Abschiedsworte an den scheidenden Seelsorger kamen von alten Weggefährten über Berufskollegen der eigenen wie auch der evangelischen Kirche, aber auch von Hospizleiterin Agnes Schulze-Althoff, die an den kommissarischen Leiter der Gemeinde, den Hamelner Dechant Joachim Wingert die eindringliche Bitte richtete, auch weiterhin den Seelsorgedienst im Hospiz aufrecht zu erhalten.

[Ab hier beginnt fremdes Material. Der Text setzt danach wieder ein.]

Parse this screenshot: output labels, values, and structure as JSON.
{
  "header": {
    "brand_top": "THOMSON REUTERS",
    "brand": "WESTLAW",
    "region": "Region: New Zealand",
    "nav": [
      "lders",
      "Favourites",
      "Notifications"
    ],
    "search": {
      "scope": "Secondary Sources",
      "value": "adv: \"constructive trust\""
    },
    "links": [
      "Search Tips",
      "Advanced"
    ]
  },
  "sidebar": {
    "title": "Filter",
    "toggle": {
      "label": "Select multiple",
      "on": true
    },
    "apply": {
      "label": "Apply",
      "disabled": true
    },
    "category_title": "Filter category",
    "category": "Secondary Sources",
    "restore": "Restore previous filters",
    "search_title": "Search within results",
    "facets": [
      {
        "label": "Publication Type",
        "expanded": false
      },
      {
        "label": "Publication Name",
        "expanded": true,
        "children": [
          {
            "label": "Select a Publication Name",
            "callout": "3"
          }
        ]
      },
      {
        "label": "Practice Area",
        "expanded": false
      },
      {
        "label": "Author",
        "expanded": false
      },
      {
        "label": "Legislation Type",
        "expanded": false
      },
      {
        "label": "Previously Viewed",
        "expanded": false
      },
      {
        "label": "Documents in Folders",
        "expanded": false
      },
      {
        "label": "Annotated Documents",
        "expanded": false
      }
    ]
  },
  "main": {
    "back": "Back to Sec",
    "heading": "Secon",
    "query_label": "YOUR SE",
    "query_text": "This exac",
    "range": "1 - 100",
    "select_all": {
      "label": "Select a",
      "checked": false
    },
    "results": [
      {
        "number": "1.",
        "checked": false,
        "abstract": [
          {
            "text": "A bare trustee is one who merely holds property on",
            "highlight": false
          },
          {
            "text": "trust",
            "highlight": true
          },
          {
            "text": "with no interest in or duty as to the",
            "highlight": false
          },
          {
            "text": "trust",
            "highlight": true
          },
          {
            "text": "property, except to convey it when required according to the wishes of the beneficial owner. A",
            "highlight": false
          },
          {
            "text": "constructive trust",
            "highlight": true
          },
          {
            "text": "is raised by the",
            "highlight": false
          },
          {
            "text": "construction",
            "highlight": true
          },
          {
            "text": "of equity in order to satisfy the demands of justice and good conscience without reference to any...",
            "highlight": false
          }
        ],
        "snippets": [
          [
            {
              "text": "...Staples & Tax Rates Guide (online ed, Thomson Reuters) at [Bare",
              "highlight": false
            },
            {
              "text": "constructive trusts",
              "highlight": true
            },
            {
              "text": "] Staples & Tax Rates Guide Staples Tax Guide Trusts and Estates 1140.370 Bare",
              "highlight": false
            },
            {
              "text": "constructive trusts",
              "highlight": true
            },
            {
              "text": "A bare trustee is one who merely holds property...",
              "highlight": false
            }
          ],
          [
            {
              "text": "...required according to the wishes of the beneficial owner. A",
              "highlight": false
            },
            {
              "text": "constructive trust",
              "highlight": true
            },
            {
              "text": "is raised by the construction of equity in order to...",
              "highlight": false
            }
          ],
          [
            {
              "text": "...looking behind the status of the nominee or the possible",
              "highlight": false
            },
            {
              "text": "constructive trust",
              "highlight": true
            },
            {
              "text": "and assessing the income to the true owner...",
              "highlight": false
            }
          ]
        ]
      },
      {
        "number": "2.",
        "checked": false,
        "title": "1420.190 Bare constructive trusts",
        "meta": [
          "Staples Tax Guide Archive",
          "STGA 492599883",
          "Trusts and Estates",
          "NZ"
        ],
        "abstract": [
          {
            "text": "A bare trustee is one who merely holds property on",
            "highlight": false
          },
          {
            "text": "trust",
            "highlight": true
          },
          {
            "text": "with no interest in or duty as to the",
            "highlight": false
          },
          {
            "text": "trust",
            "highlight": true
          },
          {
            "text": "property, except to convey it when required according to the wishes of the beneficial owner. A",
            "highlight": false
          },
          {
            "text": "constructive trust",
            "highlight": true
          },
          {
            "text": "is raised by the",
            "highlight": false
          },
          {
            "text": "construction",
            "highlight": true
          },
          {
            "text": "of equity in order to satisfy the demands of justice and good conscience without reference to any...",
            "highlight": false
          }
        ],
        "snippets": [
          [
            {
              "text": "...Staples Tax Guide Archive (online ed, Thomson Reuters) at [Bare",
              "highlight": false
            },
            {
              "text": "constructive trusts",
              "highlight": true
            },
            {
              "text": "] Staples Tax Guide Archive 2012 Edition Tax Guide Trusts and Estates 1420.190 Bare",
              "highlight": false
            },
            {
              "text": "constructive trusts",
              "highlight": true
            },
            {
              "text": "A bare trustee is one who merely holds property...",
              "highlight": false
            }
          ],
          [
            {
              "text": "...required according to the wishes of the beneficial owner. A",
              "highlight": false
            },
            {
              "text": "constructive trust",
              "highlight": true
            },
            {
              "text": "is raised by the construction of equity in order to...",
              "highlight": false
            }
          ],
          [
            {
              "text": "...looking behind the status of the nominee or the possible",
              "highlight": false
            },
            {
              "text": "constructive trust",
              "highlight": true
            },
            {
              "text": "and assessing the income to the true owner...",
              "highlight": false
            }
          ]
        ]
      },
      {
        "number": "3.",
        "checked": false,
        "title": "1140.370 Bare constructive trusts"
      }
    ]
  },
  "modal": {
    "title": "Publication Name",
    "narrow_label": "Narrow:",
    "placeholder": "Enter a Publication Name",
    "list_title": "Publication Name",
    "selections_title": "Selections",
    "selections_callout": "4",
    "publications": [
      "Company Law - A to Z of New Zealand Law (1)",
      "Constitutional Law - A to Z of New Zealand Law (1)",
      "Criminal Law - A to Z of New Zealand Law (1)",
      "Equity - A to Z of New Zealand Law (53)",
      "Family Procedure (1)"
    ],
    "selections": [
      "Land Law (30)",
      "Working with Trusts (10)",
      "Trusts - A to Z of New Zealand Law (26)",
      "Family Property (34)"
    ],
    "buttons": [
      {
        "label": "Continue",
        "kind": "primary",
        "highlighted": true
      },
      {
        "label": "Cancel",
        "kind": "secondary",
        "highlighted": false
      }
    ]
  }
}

„Es wird vieles sterben“, klagte Maria Ballmeier. Sie sieht durch die Vakanz, die Nichtneubesetzung der Münderaner Pfarrstelle, massive Einschränkungen auf die Gemeindearbeit zukommen. „Das wird von Seelsorge und Gottesdienst, dem Aufbau der Ehrenamtlichenarbeit bis zu ganz praktischen Sachen wie dem Küsterdienst reichen.“ Viele Dinge müssten demnächst auf ihren Nutzen hin neu hinterfragt werden. Massive Einschränkung oder massive Anstrengung seien das Gebot der Stunde. „Wir werden die ehrenamtlichen Aufgaben ganz erheblich ausweiten müssen“, ist sich Ballmeier sicher – und bedauert mit Blick aufs Bistum: „Leider gibt es gibt da auch viele Sachen, die wir nicht dürfen.“

Der eklatante Nachwuchsmangel im Bistum – gerade mal ein Priester wird zu Ostern die Weihe empfangen – zwingt die Kirchenoberen jedoch zum Handeln. „Schrittweise wird Verantwortung auf ehrenamtliche Leitungsteams übertragen werden müssen“, stellt Hermann Wessling, stellvertretender Vorsitzender des Dekanatspastoralrats Weserbergland, fest. „Die werden dann je nach Charisma, Befähigung und Neigung entsprechende Aufgaben wahrnehmen müssen.“ Auch die Rolle des hauptamtlichen Seelsorgers sieht Wessling im Wandel. Der werde künftig als eine Form von Seelsorge-Manager „Ehrenamtliche beraten, begleiten und führen“ müssen. Das Fazit vieler Besucher der Verabschiedung: Der Weggang Baumerts wird eine Lücke reißen – doch eröffnen sich durch die neue Situation auch neue Herausforderungen und Chancen.